In the eighteenth century, Giovanni Antonio Ricci suggested the existence of a municipium which he called "Alba Media" on the site of Albano., but this theory conflated the evidence from another localities of the same name: Alba Pompeia (modern Alba) and Alba Fucens. Ricci was thoroughly confuted in the following centuries, and it is now established that until the time of Domitian, the stretch of the Appian Way between Bovillae and Aricia (modern Frattocchie in Marino and Ariccia) was completely free of buildings, as shown by Tacitus Histories 4.2 on the Year of the Four Emperors (69) and the final phase of the civil war between Vitellius and Vespasian, which states that the army of Vitellius was camped partially at Bovillae and partially at Aricia, indicating that there was nothing in between the two centres which were themselves in decline.

Domitian, second son of Vespasian became Emperor in 81 and immediately dedicated himself to an ambitious project: the construction of an imposing Imperial villa in the Alban Hills to replace the villa previously used by various Emperors (dating to Tiberius), which is probably the same as the villa attributed to Pompey the Great and located in the Villa Doria, now a part of the imperial patrimony. The new villa, the Villa of Domitian was a true palace, located inside the modern Villa Barberini, near Castel Gandolfo, in the extraterritorial zone of the Papal Palace of Castel Gandolfo, on an estate containing a series of villas, already Imperial property for various reasons, with an area of 13 or 14 square kilometres, abutting Lake Albano and perhaps also Lake Nemi. The villa was frequently used by Domitian, but it later fell into disuse, on account of the construction of the more famous Villa of Hadrian at Tivoli by Hadrian (117-136), who also began a policy of selling surplus Imperial property, including some of the villas on the edge of "Albanum Caesarum".

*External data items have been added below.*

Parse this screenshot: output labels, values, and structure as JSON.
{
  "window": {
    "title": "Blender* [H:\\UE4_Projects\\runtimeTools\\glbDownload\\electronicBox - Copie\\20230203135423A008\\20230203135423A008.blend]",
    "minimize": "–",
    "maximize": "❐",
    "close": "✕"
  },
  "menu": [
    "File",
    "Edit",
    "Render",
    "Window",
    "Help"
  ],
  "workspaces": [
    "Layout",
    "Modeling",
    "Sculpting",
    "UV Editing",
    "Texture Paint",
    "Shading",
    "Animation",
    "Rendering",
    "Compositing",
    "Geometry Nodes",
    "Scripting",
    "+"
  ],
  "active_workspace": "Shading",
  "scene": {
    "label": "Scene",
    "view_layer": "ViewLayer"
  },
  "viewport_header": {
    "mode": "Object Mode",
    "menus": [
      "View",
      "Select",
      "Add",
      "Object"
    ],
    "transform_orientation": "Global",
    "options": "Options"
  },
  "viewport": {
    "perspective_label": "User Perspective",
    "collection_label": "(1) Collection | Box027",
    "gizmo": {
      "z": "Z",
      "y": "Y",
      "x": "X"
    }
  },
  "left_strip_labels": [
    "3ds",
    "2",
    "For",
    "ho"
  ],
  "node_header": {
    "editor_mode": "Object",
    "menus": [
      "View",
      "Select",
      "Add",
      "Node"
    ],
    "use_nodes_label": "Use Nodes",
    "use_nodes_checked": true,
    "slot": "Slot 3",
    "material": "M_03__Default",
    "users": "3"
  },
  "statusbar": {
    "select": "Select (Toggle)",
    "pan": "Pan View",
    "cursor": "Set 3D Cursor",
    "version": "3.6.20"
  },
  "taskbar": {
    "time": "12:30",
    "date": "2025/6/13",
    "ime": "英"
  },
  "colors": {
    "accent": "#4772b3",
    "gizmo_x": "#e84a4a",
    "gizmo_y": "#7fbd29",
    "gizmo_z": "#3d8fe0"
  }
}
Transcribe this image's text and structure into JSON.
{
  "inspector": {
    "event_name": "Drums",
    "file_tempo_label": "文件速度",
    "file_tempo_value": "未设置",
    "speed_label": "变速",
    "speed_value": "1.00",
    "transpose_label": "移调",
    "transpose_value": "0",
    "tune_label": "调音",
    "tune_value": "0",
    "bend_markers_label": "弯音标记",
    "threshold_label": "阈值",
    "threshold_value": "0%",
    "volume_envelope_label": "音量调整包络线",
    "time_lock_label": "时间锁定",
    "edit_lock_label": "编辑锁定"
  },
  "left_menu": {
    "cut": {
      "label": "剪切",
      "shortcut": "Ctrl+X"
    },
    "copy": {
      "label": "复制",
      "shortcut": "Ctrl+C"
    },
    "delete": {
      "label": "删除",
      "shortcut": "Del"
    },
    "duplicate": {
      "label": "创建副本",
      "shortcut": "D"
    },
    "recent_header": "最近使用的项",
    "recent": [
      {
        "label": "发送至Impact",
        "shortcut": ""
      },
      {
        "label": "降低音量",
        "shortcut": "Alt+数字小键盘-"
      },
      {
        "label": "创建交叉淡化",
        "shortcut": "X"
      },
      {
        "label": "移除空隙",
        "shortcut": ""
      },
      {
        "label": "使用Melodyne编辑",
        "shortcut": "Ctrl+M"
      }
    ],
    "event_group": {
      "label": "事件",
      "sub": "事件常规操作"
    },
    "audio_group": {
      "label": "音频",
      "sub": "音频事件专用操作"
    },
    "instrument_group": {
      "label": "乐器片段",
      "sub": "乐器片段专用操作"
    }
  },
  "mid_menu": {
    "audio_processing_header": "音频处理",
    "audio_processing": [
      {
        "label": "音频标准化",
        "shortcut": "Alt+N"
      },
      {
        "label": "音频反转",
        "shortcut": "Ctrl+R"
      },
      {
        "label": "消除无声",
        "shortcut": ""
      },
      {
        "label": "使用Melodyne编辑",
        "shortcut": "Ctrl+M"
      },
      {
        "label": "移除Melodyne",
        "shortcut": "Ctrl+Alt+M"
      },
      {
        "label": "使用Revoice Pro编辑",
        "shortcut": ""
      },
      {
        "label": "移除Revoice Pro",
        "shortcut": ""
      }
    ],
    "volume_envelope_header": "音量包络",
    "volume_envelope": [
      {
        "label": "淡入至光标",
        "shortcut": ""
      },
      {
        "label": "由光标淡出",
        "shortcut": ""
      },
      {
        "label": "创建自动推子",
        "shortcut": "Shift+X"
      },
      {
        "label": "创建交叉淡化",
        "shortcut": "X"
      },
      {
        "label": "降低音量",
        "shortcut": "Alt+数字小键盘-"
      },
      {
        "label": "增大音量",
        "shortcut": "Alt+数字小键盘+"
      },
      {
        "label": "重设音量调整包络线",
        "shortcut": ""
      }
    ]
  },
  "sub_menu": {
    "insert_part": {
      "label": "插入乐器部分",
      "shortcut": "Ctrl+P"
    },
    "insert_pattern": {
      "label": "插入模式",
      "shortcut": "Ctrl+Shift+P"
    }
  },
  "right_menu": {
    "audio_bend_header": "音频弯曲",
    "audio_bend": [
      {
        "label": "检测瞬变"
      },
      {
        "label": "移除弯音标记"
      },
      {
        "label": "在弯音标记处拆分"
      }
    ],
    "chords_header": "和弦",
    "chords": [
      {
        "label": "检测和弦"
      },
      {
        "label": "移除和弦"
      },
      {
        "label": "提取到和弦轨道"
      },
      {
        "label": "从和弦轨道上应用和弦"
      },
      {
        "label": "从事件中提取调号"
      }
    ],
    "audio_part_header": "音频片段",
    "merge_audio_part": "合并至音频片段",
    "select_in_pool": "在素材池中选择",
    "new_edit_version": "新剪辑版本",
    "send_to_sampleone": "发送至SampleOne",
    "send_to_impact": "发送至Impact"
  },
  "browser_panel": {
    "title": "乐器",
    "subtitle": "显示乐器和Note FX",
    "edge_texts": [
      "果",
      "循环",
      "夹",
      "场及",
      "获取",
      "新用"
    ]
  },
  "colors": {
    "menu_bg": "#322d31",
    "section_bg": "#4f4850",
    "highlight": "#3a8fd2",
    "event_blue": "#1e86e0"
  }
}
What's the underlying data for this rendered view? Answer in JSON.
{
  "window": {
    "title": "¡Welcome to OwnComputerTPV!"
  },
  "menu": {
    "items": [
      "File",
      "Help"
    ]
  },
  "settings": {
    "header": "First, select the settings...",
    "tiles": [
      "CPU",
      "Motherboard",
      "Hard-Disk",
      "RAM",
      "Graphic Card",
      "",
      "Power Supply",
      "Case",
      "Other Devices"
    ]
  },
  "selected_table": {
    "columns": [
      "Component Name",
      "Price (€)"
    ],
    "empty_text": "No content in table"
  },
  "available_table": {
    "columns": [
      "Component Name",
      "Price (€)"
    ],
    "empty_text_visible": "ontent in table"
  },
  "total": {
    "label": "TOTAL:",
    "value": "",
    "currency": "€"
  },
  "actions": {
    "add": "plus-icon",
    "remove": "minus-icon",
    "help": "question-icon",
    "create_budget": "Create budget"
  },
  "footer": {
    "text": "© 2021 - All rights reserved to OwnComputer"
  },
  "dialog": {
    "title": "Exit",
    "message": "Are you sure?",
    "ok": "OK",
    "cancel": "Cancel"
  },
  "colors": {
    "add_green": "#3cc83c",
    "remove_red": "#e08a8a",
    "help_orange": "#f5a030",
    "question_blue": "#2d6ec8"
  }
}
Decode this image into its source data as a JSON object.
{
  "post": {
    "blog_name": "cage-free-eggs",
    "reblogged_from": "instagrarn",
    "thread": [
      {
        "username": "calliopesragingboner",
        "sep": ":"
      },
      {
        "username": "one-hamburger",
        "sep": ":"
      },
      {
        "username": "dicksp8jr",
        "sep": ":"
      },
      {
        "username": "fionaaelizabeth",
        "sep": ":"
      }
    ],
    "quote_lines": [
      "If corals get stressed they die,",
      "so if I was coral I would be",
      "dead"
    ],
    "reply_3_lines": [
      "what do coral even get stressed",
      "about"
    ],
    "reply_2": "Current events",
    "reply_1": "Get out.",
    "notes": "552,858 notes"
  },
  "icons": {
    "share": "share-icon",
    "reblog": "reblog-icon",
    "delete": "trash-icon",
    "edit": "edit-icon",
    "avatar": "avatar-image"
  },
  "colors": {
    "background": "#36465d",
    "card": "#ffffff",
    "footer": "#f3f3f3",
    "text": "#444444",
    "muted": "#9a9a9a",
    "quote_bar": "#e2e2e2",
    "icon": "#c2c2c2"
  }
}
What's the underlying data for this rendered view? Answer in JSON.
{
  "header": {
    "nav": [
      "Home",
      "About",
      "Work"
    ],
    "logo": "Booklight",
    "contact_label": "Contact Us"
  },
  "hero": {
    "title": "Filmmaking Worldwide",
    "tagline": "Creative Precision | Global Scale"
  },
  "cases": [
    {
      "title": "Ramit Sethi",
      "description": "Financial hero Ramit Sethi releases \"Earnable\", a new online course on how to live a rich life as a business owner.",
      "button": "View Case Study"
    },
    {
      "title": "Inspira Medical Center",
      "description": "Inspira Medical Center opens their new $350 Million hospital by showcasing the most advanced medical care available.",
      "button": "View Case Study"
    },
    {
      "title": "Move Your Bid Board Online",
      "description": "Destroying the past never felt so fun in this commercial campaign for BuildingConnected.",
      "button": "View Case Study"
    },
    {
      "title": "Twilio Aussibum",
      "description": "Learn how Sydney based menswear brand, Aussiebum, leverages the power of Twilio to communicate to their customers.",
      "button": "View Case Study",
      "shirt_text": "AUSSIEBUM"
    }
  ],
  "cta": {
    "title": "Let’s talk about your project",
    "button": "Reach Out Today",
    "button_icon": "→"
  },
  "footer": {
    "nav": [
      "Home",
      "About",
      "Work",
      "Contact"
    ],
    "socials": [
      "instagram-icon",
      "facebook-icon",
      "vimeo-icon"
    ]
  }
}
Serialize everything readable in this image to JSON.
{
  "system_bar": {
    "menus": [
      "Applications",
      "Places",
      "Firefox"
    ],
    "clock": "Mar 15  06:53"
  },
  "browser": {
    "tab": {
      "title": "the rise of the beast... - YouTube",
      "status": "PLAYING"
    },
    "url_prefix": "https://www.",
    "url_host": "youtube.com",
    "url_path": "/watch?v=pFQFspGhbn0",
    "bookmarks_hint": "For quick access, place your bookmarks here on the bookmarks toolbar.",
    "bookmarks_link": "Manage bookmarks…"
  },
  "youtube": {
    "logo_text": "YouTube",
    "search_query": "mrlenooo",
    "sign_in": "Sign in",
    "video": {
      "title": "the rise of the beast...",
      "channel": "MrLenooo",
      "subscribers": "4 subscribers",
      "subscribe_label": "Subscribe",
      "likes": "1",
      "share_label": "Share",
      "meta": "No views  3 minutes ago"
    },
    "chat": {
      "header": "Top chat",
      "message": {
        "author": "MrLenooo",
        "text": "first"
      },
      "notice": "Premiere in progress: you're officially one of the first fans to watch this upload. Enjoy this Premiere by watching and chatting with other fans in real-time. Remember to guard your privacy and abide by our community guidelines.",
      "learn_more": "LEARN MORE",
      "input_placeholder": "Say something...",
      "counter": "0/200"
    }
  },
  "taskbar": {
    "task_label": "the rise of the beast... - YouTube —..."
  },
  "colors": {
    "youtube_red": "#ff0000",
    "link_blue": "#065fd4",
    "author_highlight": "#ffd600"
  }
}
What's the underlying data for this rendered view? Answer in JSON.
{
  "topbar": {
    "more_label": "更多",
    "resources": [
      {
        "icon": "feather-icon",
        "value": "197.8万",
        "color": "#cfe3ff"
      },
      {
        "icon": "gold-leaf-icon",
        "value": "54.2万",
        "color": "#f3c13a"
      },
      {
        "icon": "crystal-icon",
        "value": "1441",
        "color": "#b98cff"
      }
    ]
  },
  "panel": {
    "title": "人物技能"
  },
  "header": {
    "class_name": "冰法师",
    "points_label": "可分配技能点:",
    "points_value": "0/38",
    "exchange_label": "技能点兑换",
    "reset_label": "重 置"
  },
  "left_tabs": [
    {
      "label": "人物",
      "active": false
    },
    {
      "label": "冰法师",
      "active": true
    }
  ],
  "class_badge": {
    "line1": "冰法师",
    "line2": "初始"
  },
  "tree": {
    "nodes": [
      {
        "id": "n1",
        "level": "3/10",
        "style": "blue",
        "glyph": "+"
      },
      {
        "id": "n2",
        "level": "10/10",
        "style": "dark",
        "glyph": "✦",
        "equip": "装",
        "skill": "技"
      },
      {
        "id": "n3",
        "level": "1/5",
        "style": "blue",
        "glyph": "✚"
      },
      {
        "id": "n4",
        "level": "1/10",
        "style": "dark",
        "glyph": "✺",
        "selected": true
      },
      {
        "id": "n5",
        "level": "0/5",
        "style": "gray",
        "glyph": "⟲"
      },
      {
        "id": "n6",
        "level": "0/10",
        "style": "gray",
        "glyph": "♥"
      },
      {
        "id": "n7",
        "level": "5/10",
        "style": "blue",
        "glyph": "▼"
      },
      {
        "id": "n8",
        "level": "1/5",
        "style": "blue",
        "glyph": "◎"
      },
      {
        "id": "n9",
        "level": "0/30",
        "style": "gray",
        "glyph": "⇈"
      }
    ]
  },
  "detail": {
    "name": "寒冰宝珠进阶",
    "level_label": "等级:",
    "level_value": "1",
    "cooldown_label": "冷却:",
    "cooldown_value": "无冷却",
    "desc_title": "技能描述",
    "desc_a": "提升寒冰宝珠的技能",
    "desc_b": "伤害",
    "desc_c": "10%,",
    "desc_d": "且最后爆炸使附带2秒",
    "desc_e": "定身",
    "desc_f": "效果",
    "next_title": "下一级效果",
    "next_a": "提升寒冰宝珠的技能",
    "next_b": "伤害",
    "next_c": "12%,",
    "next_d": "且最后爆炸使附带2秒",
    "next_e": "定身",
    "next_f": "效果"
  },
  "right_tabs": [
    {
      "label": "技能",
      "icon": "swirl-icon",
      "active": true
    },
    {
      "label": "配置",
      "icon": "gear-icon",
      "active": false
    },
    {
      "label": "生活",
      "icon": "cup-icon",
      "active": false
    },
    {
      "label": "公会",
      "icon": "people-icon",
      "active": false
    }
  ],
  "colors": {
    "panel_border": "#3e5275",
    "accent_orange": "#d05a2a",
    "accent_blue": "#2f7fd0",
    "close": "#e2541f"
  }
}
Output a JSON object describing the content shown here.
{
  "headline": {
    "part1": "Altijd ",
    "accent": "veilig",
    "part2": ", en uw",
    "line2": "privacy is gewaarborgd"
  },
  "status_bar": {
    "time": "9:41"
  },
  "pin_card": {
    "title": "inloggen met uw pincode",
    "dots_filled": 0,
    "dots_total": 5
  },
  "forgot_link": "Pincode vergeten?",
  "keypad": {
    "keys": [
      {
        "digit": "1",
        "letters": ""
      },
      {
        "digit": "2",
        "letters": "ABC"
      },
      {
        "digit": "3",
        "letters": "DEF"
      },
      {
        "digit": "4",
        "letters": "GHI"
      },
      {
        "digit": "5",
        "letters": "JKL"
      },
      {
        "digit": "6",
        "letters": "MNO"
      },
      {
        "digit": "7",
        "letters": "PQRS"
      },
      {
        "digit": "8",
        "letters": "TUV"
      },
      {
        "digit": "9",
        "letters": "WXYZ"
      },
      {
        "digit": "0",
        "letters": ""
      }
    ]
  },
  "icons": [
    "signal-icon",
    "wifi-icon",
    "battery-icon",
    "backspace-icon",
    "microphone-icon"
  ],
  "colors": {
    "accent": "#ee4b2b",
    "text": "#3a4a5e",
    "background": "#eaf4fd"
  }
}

Septimius Severus to Philip the Arab 

The Villa of Domitian at Castel Gandolfo was probably garrisoned by a detachment of the Praetorian Guard when the Emperor was in residence, although documents, archaeology, and epigraphy provide no explicit testimony of this residence. The archaeologist Giuseppe Lugli has, moreover, confuted all attempts to move the date of the castra structure which is now visible in the historic centre of Albano back. These attempts included the aforementioned Giovanni Antonio Ricci, who dated the encampment to the Second Punic War (219 BC-202 BC), the Jesuit priest Giuseppe Rocco Volpi who thought it dated to Augustus and Tocco who decided that it was the acropolis of Alba Longa.

The date universally considered correct for the castra is starting in the reign of Septimius Severus (193-211), who came to the throne after the Year of the Five Emperors and a violent civil war and thought it best to temporarily dissolve the Praetorian Guard and bring the Legio II Parthica near Rome for his personal and political security. This legion had been created in 197 for the (successful) campaign against Parthia which ended in 198 with the sack of Ctesiphon (near modern Baghdad, Iraq).

The site chosen for the foundation of the castra, which might seem unsuitable due to the steep slope of the terrain, was actually an excellent position with a panoramic view - ideal for the point of observation of the Ager Romanus which the camp was to be.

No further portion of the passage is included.